The new evidence would have shown that a fragment of a circuit board and bomb
timer, “discovered” in the Scottish countryside and said to have been in
Megrahi’s suitcase, was probably a plant. A forensic scientist found no trace of
an explosion on it. The new evidence would demonstrate the impossibility of the
bomb beginning its journey in Malta before it was “transferred” through two
airports undetected to Flight 103.
A “key secret witness” at the original trial, who claimed to have seen Megrahi
and his co-accused al-Alim Khalifa Fahimah (who was acquitted) loading the bomb
on to the plane at Frankfurt, was bribed by the US authorities holding him as a
“protected witness”. The defence exposed him as a CIA informer who stood to
collect, on the Libyans’ conviction, up to $4m as a reward.
Megrahi was convicted by three Scottish judges sitting in a courtroom in
“neutral” Holland. There was no jury. One of the few reporters to sit through
the long and often farcical proceedings was the late Paul Foot, whose landmark
investigation in Private Eye exposed it as a cacophony of blunders, deceptions
and lies: a whitewash. The Scottish judges, while admitting a “mass of
conflicting evidence” and rejecting the fantasies of the CIA informer, found
Megrahi guilty on hearsay and unproven circumstance. Their 90-page “opinion”,
wrote Foot, “is a remarkable document that claims an honoured place in the
history of British miscarriages of justice”. (Lockerbie – the Flight from
Justice by Paul Foot can be downloaded from the
Private Eye website for £5).
Foot reported that most of the staff of the US embassy in Moscow who had
reserved seats on Pan Am flights from Frankfurt cancelled their bookings when
they were alerted by US intelligence that a terrorist attack was planned. He
named Margaret Thatcher the “architect” of the cover-up after revealing that she
killed the independent inquiry her transport secretary Cecil Parkinson had
promised the Lockerbie families; and in a phone call to President George Bush Sr
on 11 January 1990, she agreed to “low-key” the disaster after their
intelligence services had reported “beyond doubt” that the Lockerbie bomb had
been placed by a Palestinian group contracted by Tehran as a reprisal for the
shooting down of an Iranian airliner by a US warship in Iranian territorial
waters. Among the 290 dead were 66 children. In 1990, the ship’s captain was
awarded the Legion of Merit by Bush Sr “for exceptionally meritorious conduct in
the performance of outstanding service as commanding officer”.
Peversely, when Saddam Hussein invaded Kuwait in 1991, Bush needed Iran’s
support as he built a “coalition” to expel his wayward client from an American
oil colony. The only country that defied Bush and backed Iraq was Libya. “Like
lazy and overfed fish,” wrote Foot, “the British media jumped to the bait. In
almost unanimous chorus, they engaged in furious vilification and open
warmongering against Libya.” The framing of Libya for the Lockerbie crime was
inevitable.

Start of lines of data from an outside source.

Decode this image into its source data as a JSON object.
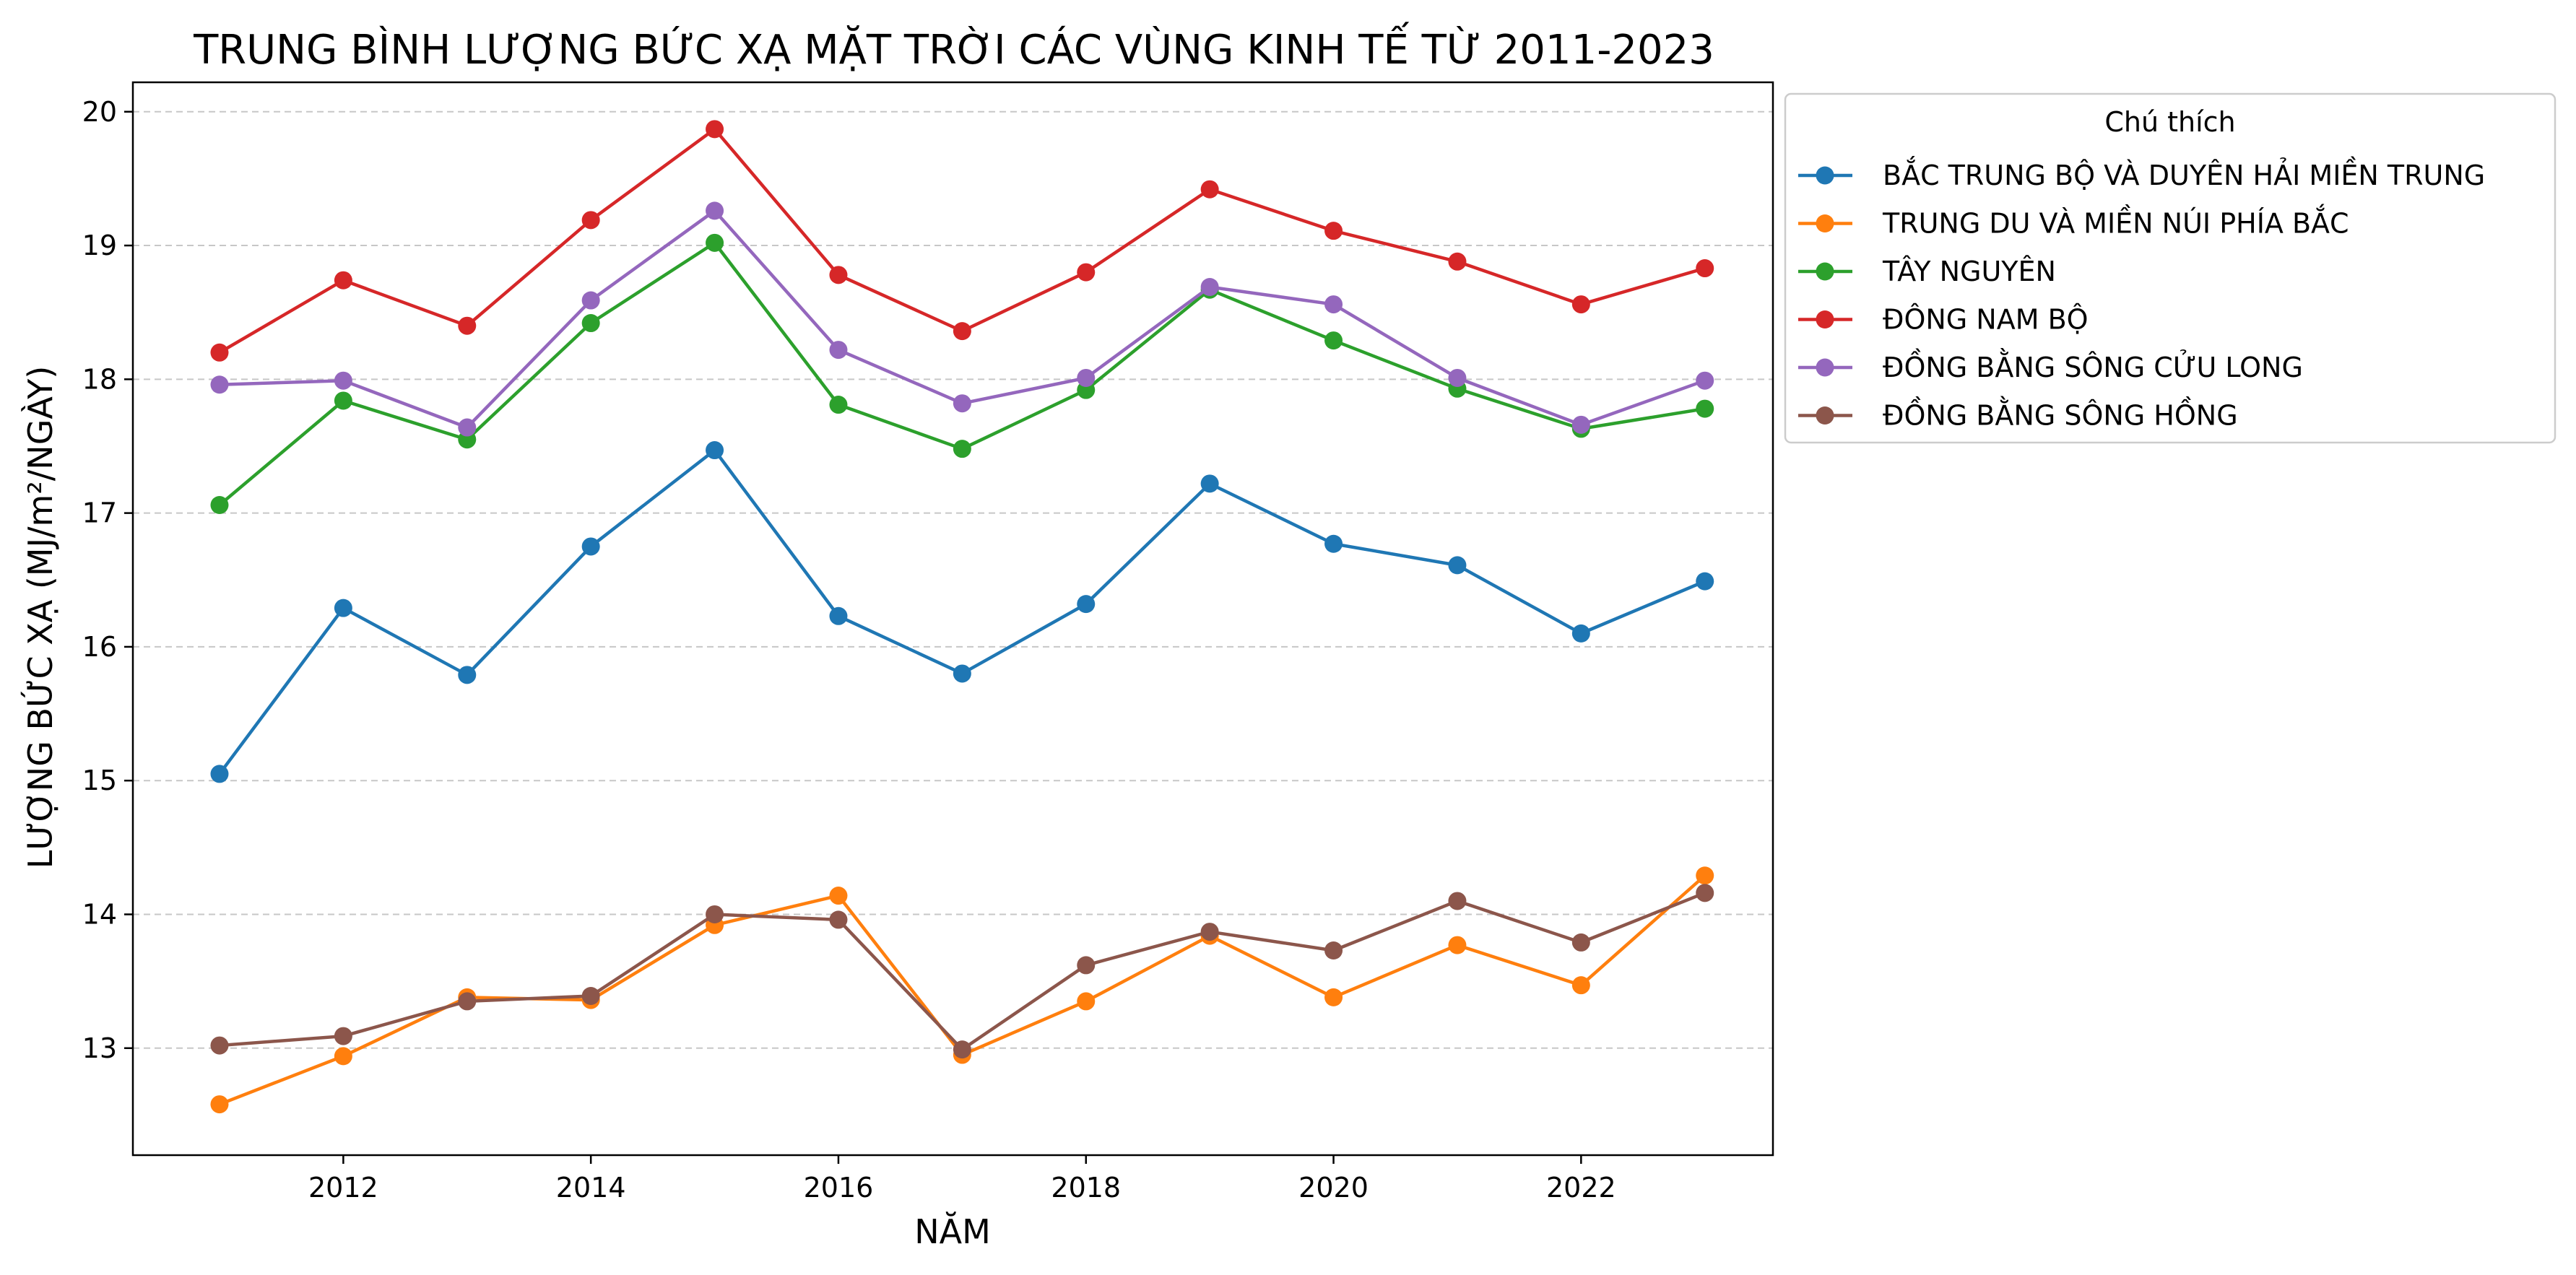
{
  "chart_data": {
    "type": "line",
    "title": "TRUNG BÌNH LƯỢNG BỨC XẠ MẶT TRỜI CÁC VÙNG KINH TẾ TỪ 2011-2023",
    "xlabel": "NĂM",
    "ylabel": "LƯỢNG BỨC XẠ (MJ/m²/NGÀY)",
    "x": [
      2011,
      2012,
      2013,
      2014,
      2015,
      2016,
      2017,
      2018,
      2019,
      2020,
      2021,
      2022,
      2023
    ],
    "xlim": [
      2010.3,
      2023.55
    ],
    "ylim": [
      12.2,
      20.22
    ],
    "x_ticks": [
      "2012",
      "2014",
      "2016",
      "2018",
      "2020",
      "2022"
    ],
    "y_ticks": [
      "13",
      "14",
      "15",
      "16",
      "17",
      "18",
      "19",
      "20"
    ],
    "grid": "y-dashed",
    "legend": {
      "title": "Chú thích",
      "placement": "outside-top-right"
    },
    "series": [
      {
        "name": "BẮC TRUNG BỘ VÀ DUYÊN HẢI MIỀN TRUNG",
        "color": "#1f77b4",
        "values": [
          15.05,
          16.29,
          15.79,
          16.75,
          17.47,
          16.23,
          15.8,
          16.32,
          17.22,
          16.77,
          16.61,
          16.1,
          16.49
        ]
      },
      {
        "name": "TRUNG DU VÀ MIỀN NÚI PHÍA BẮC",
        "color": "#ff7f0e",
        "values": [
          12.58,
          12.94,
          13.38,
          13.36,
          13.92,
          14.14,
          12.95,
          13.35,
          13.84,
          13.38,
          13.77,
          13.47,
          14.29
        ]
      },
      {
        "name": "TÂY NGUYÊN",
        "color": "#2ca02c",
        "values": [
          17.06,
          17.84,
          17.55,
          18.42,
          19.02,
          17.81,
          17.48,
          17.92,
          18.67,
          18.29,
          17.93,
          17.63,
          17.78
        ]
      },
      {
        "name": "ĐÔNG NAM BỘ",
        "color": "#d62728",
        "values": [
          18.2,
          18.74,
          18.4,
          19.19,
          19.87,
          18.78,
          18.36,
          18.8,
          19.42,
          19.11,
          18.88,
          18.56,
          18.83
        ]
      },
      {
        "name": "ĐỒNG BẰNG SÔNG CỬU LONG",
        "color": "#9467bd",
        "values": [
          17.96,
          17.99,
          17.64,
          18.59,
          19.26,
          18.22,
          17.82,
          18.01,
          18.69,
          18.56,
          18.01,
          17.66,
          17.99
        ]
      },
      {
        "name": "ĐỒNG BẰNG SÔNG HỒNG",
        "color": "#8c564b",
        "values": [
          13.02,
          13.09,
          13.35,
          13.39,
          14.0,
          13.96,
          12.99,
          13.62,
          13.87,
          13.73,
          14.1,
          13.79,
          14.16
        ]
      }
    ]
  }
}
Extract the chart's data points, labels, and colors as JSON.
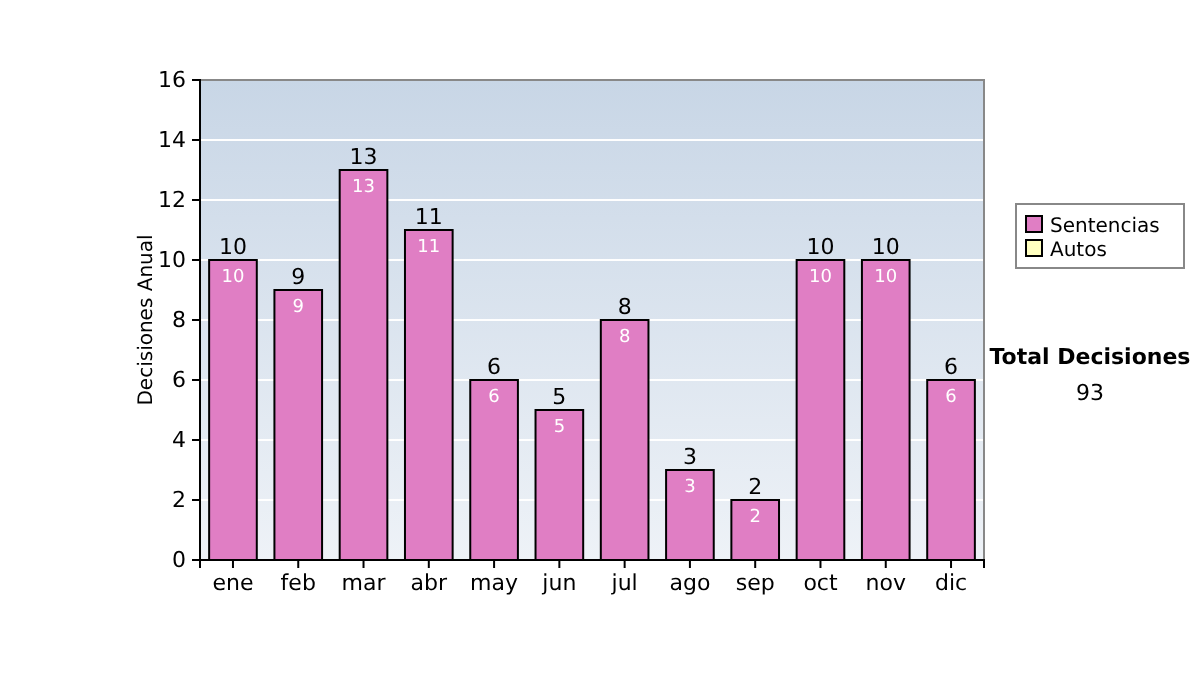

Since then, a US defence intelligence agency report, obtained under
Freedom of Information, has confirmed these truths and identified the likely
bomber; it was to be centrepiece of Megrahi’s defence.
In 2007, the Scottish Criminal Cases Review Commission referred Megrahi’s case
for appeal. “The commission is of the view,” said its chairman, Dr Graham
Forbes, “that based upon our lengthy investigations, the new evidence we have
found and other evidence which was not before the trial court, that the
applicant may have suffered a miscarriage of justice.”
The words “miscarriage of justice” are missing entirely from the current furore,
with Kenny MacAskill reassuring the baying mob that the scapegoat will soon face
justice from that “higher power”. What a disgrace.